Although winter has not officially begun, it is never too soon to start planning for the beginning of spring. And throughout northern Europe, where winter is known for its short days, long nights and bitter cold weather, the start of springtime is a celebration for everyone. If you’re lucky enough to be in Stockholm around that time of year there is one day that is especially memorable.
An ancient pagan custom directed that Swedes should light bonfires on the last night of April in order to protect themselves against witches that might gather that night to worship the devil. That pagan festival also marked the start of the growing season and the bonfires were also intended o protect the new plantings from evil and to guarantee the health and fertility of the animal stock.
In the Middle Ages April 30th became the day that marked the official end of the year and a day of celebration and festivities that included dancing, singing and even trick or treating. Known as Valborg or Walpurgis Eve, the day was especially important among business owners of the villages because it was the day of the annual village meeting. Food and refreshments were served while the city chose its new alderman, or head of the city council. In many areas, children would go around to homes and sing May songs in exchange for gifts of food.
On the following day, the first of May, farm animals would be released into the spring fields to graze after the long winter months. Farmers knew there would be wild animals nearby that were hungry from the long winter and just looking for such an easy meal as farm animals. So, those farmers would build huge bonfires during Walpurgis Eve in hopes of scaring away those predators and any other evil spirits.
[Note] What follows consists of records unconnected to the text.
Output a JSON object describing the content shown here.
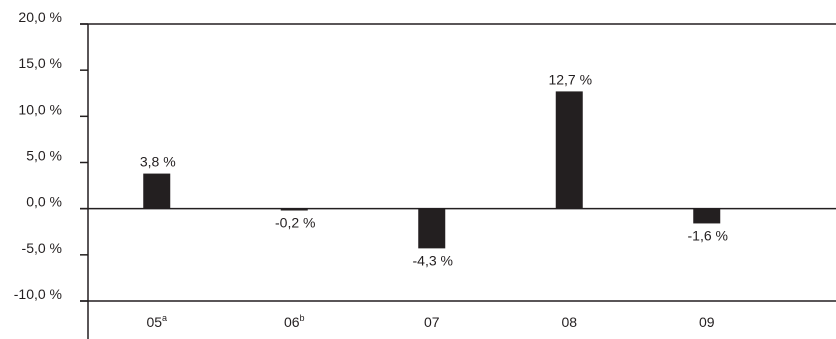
{
  "chart_data": {
    "type": "bar",
    "categories": [
      {
        "label": "05",
        "sup": "a"
      },
      {
        "label": "06",
        "sup": "b"
      },
      {
        "label": "07",
        "sup": ""
      },
      {
        "label": "08",
        "sup": ""
      },
      {
        "label": "09",
        "sup": ""
      }
    ],
    "values": [
      3.8,
      -0.2,
      -4.3,
      12.7,
      -1.6
    ],
    "data_labels": [
      "3,8 %",
      "-0,2 %",
      "-4,3 %",
      "12,7 %",
      "-1,6 %"
    ],
    "y_ticks": [
      {
        "value": 20,
        "label": "20,0 %"
      },
      {
        "value": 15,
        "label": "15,0 %"
      },
      {
        "value": 10,
        "label": "10,0 %"
      },
      {
        "value": 5,
        "label": "5,0 %"
      },
      {
        "value": 0,
        "label": "0,0 %"
      },
      {
        "value": -5,
        "label": "-5,0 %"
      },
      {
        "value": -10,
        "label": "-10,0 %"
      }
    ],
    "ylim": [
      -10,
      20
    ],
    "title": "",
    "xlabel": "",
    "ylabel": "",
    "grid": false,
    "legend": "none",
    "bar_color": "#231f20",
    "axis_color": "#231f20"
  }
}
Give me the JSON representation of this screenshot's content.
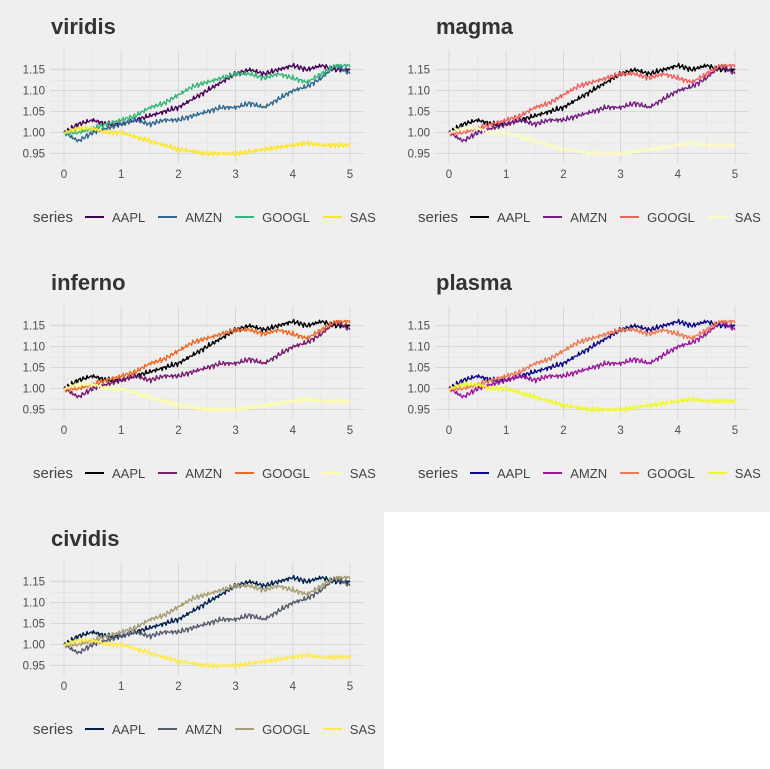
{
  "legend_title": "series",
  "series_names": [
    "AAPL",
    "AMZN",
    "GOOGL",
    "SAS"
  ],
  "palettes": {
    "viridis": [
      "#440154",
      "#31688e",
      "#35b779",
      "#fde725"
    ],
    "magma": [
      "#000004",
      "#721f81",
      "#f1605d",
      "#fcfdbf"
    ],
    "inferno": [
      "#000004",
      "#781c6d",
      "#ed6925",
      "#fcffa4"
    ],
    "plasma": [
      "#0d0887",
      "#9c179e",
      "#ed7953",
      "#f0f921"
    ],
    "cividis": [
      "#00204d",
      "#575c6d",
      "#a69d75",
      "#ffea46"
    ]
  },
  "panels": [
    {
      "title": "viridis",
      "palette": "viridis"
    },
    {
      "title": "magma",
      "palette": "magma"
    },
    {
      "title": "inferno",
      "palette": "inferno"
    },
    {
      "title": "plasma",
      "palette": "plasma"
    },
    {
      "title": "cividis",
      "palette": "cividis"
    }
  ],
  "chart_data": {
    "type": "line",
    "xlim": [
      0,
      5
    ],
    "ylim": [
      0.93,
      1.185
    ],
    "x_ticks": [
      0,
      1,
      2,
      3,
      4,
      5
    ],
    "x_tick_labels": [
      "0",
      "1",
      "2",
      "3",
      "4",
      "5"
    ],
    "y_ticks": [
      0.95,
      1.0,
      1.05,
      1.1,
      1.15
    ],
    "y_tick_labels": [
      "0.95",
      "1.00",
      "1.05",
      "1.10",
      "1.15"
    ],
    "x": [
      0,
      0.25,
      0.5,
      0.75,
      1.0,
      1.25,
      1.5,
      1.75,
      2.0,
      2.25,
      2.5,
      2.75,
      3.0,
      3.25,
      3.5,
      3.75,
      4.0,
      4.25,
      4.5,
      4.75,
      5.0
    ],
    "series": [
      {
        "name": "AAPL",
        "values": [
          1.0,
          1.02,
          1.03,
          1.02,
          1.02,
          1.03,
          1.04,
          1.05,
          1.06,
          1.08,
          1.1,
          1.12,
          1.14,
          1.15,
          1.14,
          1.15,
          1.16,
          1.15,
          1.16,
          1.15,
          1.15
        ]
      },
      {
        "name": "AMZN",
        "values": [
          1.0,
          0.98,
          1.0,
          1.01,
          1.02,
          1.03,
          1.02,
          1.03,
          1.03,
          1.04,
          1.05,
          1.06,
          1.06,
          1.07,
          1.06,
          1.08,
          1.1,
          1.11,
          1.13,
          1.16,
          1.14
        ]
      },
      {
        "name": "GOOGL",
        "values": [
          1.0,
          1.0,
          1.01,
          1.02,
          1.03,
          1.04,
          1.06,
          1.07,
          1.09,
          1.11,
          1.12,
          1.13,
          1.14,
          1.14,
          1.13,
          1.14,
          1.13,
          1.12,
          1.14,
          1.16,
          1.16
        ]
      },
      {
        "name": "SAS",
        "values": [
          1.0,
          1.01,
          1.01,
          1.0,
          1.0,
          0.99,
          0.98,
          0.97,
          0.96,
          0.955,
          0.95,
          0.95,
          0.95,
          0.955,
          0.96,
          0.965,
          0.97,
          0.975,
          0.97,
          0.97,
          0.97
        ]
      }
    ]
  }
}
Often the townsfolk made loud noises with gunfire, cow bells or simply loud yelling in order to frighten any potential predators or evil spirits that might be lurking in the darkness.
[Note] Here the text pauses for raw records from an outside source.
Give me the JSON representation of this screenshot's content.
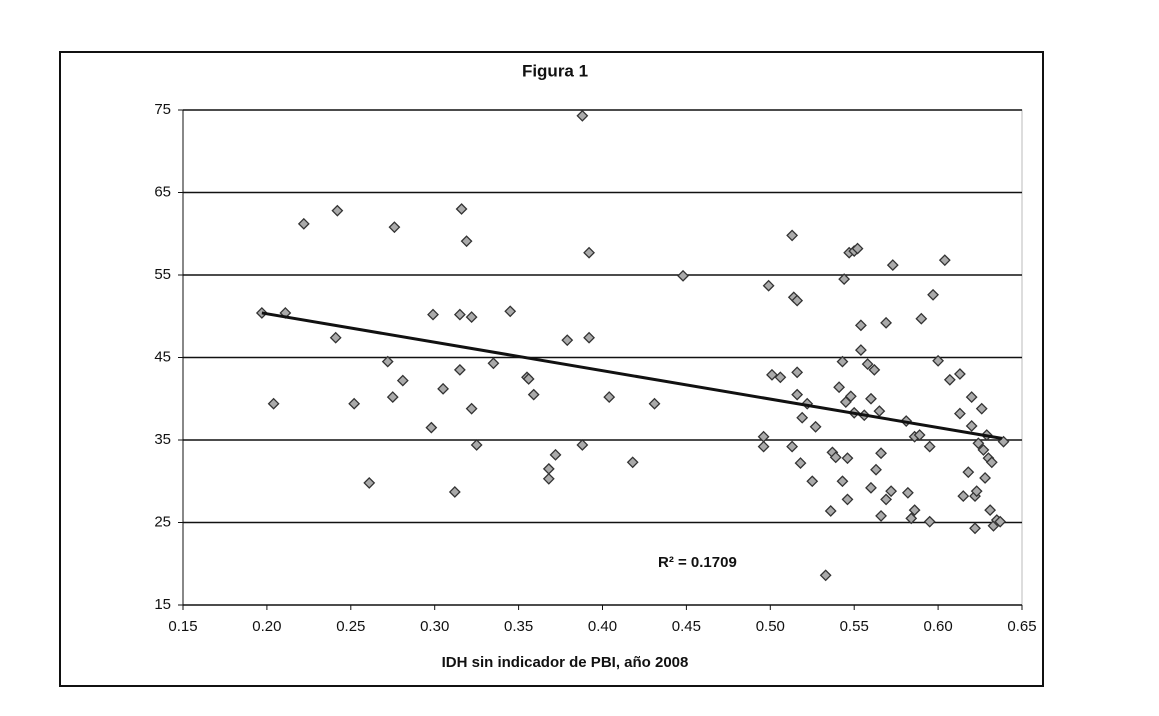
{
  "chart_data": {
    "type": "scatter",
    "title": "Figura 1",
    "x_label": "IDH sin indicador de PBI, año 2008",
    "annotation": "R² = 0.1709",
    "color": "#333333",
    "grid": true,
    "x": [
      0.197,
      0.204,
      0.211,
      0.222,
      0.241,
      0.242,
      0.252,
      0.261,
      0.272,
      0.275,
      0.276,
      0.281,
      0.298,
      0.299,
      0.305,
      0.312,
      0.315,
      0.315,
      0.316,
      0.319,
      0.322,
      0.322,
      0.325,
      0.335,
      0.345,
      0.355,
      0.356,
      0.359,
      0.368,
      0.368,
      0.372,
      0.379,
      0.388,
      0.388,
      0.392,
      0.392,
      0.404,
      0.418,
      0.431,
      0.448,
      0.496,
      0.496,
      0.499,
      0.501,
      0.506,
      0.513,
      0.513,
      0.514,
      0.516,
      0.516,
      0.516,
      0.518,
      0.519,
      0.522,
      0.525,
      0.527,
      0.533,
      0.536,
      0.537,
      0.539,
      0.541,
      0.543,
      0.544,
      0.543,
      0.545,
      0.546,
      0.546,
      0.547,
      0.548,
      0.55,
      0.55,
      0.552,
      0.554,
      0.554,
      0.556,
      0.558,
      0.56,
      0.56,
      0.562,
      0.563,
      0.565,
      0.566,
      0.566,
      0.569,
      0.569,
      0.572,
      0.573,
      0.581,
      0.582,
      0.584,
      0.586,
      0.586,
      0.589,
      0.59,
      0.595,
      0.595,
      0.597,
      0.6,
      0.604,
      0.607,
      0.613,
      0.613,
      0.615,
      0.618,
      0.62,
      0.62,
      0.622,
      0.622,
      0.623,
      0.624,
      0.626,
      0.627,
      0.628,
      0.629,
      0.63,
      0.631,
      0.632,
      0.633,
      0.635,
      0.637,
      0.639
    ],
    "values": [
      50.4,
      39.4,
      50.4,
      61.2,
      47.4,
      62.8,
      39.4,
      29.8,
      44.5,
      40.2,
      60.8,
      42.2,
      36.5,
      50.2,
      41.2,
      28.7,
      43.5,
      50.2,
      63.0,
      59.1,
      49.9,
      38.8,
      34.4,
      44.3,
      50.6,
      42.6,
      42.4,
      40.5,
      31.5,
      30.3,
      33.2,
      47.1,
      34.4,
      74.3,
      47.4,
      57.7,
      40.2,
      32.3,
      39.4,
      54.9,
      35.4,
      34.2,
      53.7,
      42.9,
      42.6,
      34.2,
      59.8,
      52.3,
      51.9,
      43.2,
      40.5,
      32.2,
      37.7,
      39.4,
      30.0,
      36.6,
      18.6,
      26.4,
      33.5,
      32.9,
      41.4,
      30.0,
      54.5,
      44.5,
      39.6,
      32.8,
      27.8,
      57.7,
      40.3,
      38.3,
      57.9,
      58.2,
      48.9,
      45.9,
      38.0,
      44.2,
      29.2,
      40.0,
      43.5,
      31.4,
      38.5,
      25.8,
      33.4,
      27.8,
      49.2,
      28.8,
      56.2,
      37.3,
      28.6,
      25.5,
      35.4,
      26.5,
      35.6,
      49.7,
      34.2,
      25.1,
      52.6,
      44.6,
      56.8,
      42.3,
      38.2,
      43.0,
      28.2,
      31.1,
      36.7,
      40.2,
      24.3,
      28.2,
      28.8,
      34.6,
      38.8,
      33.8,
      30.4,
      35.6,
      32.8,
      26.5,
      32.3,
      24.6,
      25.3,
      25.1,
      34.8
    ],
    "trendline": {
      "x": [
        0.197,
        0.638
      ],
      "values": [
        50.4,
        35.2
      ]
    },
    "xlim": [
      0.15,
      0.65
    ],
    "xticks": [
      0.15,
      {
        "value": 0.2,
        "label": "0.20"
      },
      0.25,
      {
        "value": 0.3,
        "label": "0.30"
      },
      0.35,
      {
        "value": 0.4,
        "label": "0.40"
      },
      0.45,
      {
        "value": 0.5,
        "label": "0.50"
      },
      0.55,
      {
        "value": 0.6,
        "label": "0.60"
      },
      0.65
    ],
    "ylim": [
      15,
      75
    ],
    "yticks": [
      15,
      25,
      35,
      45,
      55,
      65,
      75
    ]
  }
}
Commonly known as the night of the bonfires, Valborg celebrations in modern Stockholm often begin early in the day with picnics in the parks, good food and plentiful champagne or beer. But at sunset the celebrations expand with crowds gathering around bonfires to sing folk songs, dance and enjoy fireworks. This is viewed as the last day of winter and the Swedes are anxious to welcome the spring. Some of the bonfires can be huge, but don’t worry. There are always firemen waiting nearby to control the blaze. And once the fires die down, many revelers head straight to the pubs and continue the celebration into the early morning hours.
For the best traditional version of the Valborg celebration, head to nearby Skansen, Stockholm’s hugely popular open air museum. Another great spot for the celebration is at Evert Taubes Square on Riddarholmen in the heart of the city.
The following day, May 1st, has been celebrated in a variety of ways since the early 1800s. But in the late 19th century the day became an important rally day for industrial workers demonstrating against a variety of workplace grievances. And since 1939 it has been a national holiday in Sweden intended to celebrate the return of spring but also, perhaps, to allow the partiers from Walpurgis Eve an opportunity to get some badly needed sleep and relaxation.
If you don’t live in the extreme conditions of a harsh winter in northern countries, it’s impossible to imagine the hardships those residents must endure. But if you’re lucky enough to attend one of the Valborg bonfires celebrating the end of winter in Stockholm you’ll have an opportunity to experience the excitement and joy that the coming springtime weather means to everyone there.